One of the passions in my life is to be a great Mom. My kids mean the world to me, and I would do just about anything for them. When it comes to my kids, I can be mean, but nobody else better be or they'll see the bear rise up in me. (LOL, I'm kidding...somewhat) They have wonderful people who pour into their life, like pastors, coaches, teachers, etc...but nothing compares to Mom. That's something I would never change.

In the long seasons of raising your kids, whether they're newborns not sleeping through the night, potty training, teenagers, etc. , never forget there is no greater joy then being a Mom. Those hard times will be passed up by the meaningful times. When they're older, maybe they can say the same thing about you that I say to my Mom...I love you, you mean the world to me, and your love has shown no bounds.

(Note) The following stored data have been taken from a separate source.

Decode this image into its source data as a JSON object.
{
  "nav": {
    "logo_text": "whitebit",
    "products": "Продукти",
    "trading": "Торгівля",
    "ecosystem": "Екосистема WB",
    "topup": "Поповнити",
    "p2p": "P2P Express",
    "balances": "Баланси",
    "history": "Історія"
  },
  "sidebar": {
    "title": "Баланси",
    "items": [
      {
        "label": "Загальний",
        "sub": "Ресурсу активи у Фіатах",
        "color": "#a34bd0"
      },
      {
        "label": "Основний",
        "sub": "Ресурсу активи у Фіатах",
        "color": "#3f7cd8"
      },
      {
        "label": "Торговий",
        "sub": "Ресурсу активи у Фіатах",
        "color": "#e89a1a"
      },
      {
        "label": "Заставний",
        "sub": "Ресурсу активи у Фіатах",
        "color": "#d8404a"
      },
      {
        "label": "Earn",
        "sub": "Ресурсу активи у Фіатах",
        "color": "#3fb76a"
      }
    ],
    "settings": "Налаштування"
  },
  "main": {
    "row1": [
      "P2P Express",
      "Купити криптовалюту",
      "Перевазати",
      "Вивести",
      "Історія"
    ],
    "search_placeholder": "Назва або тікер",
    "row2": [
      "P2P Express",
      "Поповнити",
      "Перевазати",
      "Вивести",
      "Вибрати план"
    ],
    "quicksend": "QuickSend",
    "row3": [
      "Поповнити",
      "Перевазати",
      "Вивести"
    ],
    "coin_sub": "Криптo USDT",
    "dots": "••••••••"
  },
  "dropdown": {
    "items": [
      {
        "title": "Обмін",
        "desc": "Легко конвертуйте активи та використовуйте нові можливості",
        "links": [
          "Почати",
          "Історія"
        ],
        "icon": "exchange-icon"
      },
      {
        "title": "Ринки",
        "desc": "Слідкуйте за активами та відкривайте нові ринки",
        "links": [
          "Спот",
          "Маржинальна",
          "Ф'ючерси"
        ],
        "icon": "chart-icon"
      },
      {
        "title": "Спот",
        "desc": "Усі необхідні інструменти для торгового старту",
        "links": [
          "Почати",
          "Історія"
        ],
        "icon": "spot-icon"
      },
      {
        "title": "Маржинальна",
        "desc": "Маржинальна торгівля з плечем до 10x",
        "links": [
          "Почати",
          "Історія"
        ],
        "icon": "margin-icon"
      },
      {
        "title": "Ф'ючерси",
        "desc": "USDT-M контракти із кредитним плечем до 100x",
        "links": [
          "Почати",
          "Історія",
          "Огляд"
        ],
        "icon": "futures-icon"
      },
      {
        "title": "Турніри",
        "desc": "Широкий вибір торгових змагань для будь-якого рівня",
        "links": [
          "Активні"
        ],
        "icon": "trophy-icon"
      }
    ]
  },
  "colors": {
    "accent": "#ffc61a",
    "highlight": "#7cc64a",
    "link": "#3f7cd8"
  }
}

Thursday, January 13, 2011

Don't Let Things go Unattended

Have you ever had a situation that you didn't really want to face? In your mind you succeeded in tricking yourself that if you ignore the problem it will just go away. Recently that happened to me. Infact, I'm in the middle of it right now. Before I tell you about it, let me just say one thing. If there's something in your life that you know needs to be dealt with, just do it. It might not be fun, it might even be painful, but in the end it's worth it.

A couple of years ago I had 2 root canals done on my back teeth. Not the ideal way to spend time or money, but I was happy, because the pain had become unbearable. The price was almost $2000 to get it done, and I was under the impression that it was for the entire procedure...getting new caps and all. So, when I called to make the appointment for the caps to get done, they said it was going to be around another $2000. I don't know about you, but coming up with an extra $4000 for teeth isn't easy. So, instead of getting them done, I let it go. Afterall, the pain was gone, and though it was pretty inconvenient when the temporary filling fell out, I still left it unattended. That was about a year and a half ago.

Over that period of time, I could tell they were in really bad shape. One ended up falling out, but never healing correctly, and the other just wasn't right at all. About 3 weeks ago I could tell something was going on with them because it started getting a little painful again. Then on Tuesday night, last week, I looked and they had abcessed. On Friday, I ended up at the Ortho Surgeon, and had both removed permanently.

Why am I sharing this? It's pretty gross, pretty personal, not many people want to hear about infected teeth...but, I share this because in many areas of our life we think if we ignore it, it will just fix it self or go away completely. That usually isn't the case. Whether it's in a marriage, raising kids, our health, our careers, our relationship with God, etc. leaving things unattended is never the answer. Sometimes we do just enough to make the pain go away, but never go as far as we need to, to resolve it totally.

This has made me think, and I am determining to look at every area in my life, and ask the Lord, "What am I not wanting to deal with? What have I let go?" I don't want to wait until the infection is so bad, that "emergency surgery" has to be done. What about you?